None of the above would be possible without teams of developers and operational staff who care about this stuff, and a great “dev ops” culture. Within our teams, developers collaborate closely with operations staff to understand how our systems work and need to be deployed to withstand various failures. There is much more to building a piece of software than just “writing the code”—it is the culmination of all aspects of running successful products.

And more than that, we have great teams that self-organise when an incident occurs. The uncertainty around how long this incident would last worried us. Within minutes of AWS experiencing issues, a number of people had convened on a Slack channel discussing the issue, and over time more arrived.
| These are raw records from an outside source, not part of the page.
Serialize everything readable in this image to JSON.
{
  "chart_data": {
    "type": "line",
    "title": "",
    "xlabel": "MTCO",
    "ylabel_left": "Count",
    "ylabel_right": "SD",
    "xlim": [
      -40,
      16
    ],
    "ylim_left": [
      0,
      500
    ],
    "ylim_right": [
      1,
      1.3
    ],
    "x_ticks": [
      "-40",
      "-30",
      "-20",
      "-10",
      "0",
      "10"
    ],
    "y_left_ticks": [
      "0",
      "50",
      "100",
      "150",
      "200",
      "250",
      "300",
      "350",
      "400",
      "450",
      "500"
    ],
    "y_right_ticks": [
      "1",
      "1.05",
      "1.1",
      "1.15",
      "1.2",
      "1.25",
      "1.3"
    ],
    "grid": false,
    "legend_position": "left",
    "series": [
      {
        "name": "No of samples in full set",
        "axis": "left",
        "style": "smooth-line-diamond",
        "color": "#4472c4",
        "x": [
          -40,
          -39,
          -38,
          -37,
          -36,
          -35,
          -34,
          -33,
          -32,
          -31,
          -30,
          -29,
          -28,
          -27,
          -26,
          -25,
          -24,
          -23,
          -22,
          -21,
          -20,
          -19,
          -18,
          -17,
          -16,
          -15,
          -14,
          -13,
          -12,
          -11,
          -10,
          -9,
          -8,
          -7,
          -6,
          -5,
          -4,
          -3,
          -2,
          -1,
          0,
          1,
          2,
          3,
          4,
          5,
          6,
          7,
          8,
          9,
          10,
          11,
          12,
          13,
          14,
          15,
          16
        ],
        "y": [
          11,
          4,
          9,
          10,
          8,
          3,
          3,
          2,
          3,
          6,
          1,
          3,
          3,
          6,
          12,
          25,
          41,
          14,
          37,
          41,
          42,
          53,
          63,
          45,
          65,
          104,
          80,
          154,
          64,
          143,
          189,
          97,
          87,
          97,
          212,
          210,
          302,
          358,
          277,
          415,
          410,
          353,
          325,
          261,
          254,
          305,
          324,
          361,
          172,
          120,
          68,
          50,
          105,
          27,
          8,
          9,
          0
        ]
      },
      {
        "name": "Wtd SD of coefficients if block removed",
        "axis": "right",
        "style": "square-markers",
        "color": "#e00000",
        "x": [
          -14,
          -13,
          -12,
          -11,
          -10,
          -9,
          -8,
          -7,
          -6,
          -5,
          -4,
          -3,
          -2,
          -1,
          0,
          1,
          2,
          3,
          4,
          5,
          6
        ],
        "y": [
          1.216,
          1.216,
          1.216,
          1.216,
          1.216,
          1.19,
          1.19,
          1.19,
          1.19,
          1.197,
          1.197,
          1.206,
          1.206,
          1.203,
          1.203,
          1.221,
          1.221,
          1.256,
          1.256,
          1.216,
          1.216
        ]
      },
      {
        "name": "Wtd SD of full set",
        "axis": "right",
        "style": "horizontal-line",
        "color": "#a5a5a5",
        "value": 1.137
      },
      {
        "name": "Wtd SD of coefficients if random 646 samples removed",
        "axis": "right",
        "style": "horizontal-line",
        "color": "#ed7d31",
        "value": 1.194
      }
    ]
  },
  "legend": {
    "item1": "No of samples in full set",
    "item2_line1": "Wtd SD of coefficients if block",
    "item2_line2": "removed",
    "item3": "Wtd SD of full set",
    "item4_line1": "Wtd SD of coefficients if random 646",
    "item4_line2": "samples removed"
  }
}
People just wanted to help, and with no egos and amazing self organisation, people took on roles that helped patch the various holes and problems that appeared. We had people on the ground (so to speak) who were helping each other out, even outside of their usual areas of expertise. At no stage did if feel like a panic, and people were able to remain calm and focussed throughout. A number of engineering managers and C-level execs popped into the channel to watch, but were happy to keep quiet and out of the way.

I feel it was a real testament to our DevOps culture at REA, and our pride and commitment to the systems we build and operate, that enabled us to work through and resolve the issues we had as a result of this incident.

Overall

While we didn’t get away totally unscathed, we managed without majorly impacting a large number of our consumers through a combination of dedicated, talented people, well architected and engineered solutions (including our use of a multi-region setup), appropriate choice of technology, and a bit of luck from our continued use of a data centre. As we continue our move of our core systems from the data centre to the cloud, this event has shown us that whilst we have things to learn still, our underlying principals around how we handle these sorts of failure check out ok – we have confidence that we’d be ok in the future.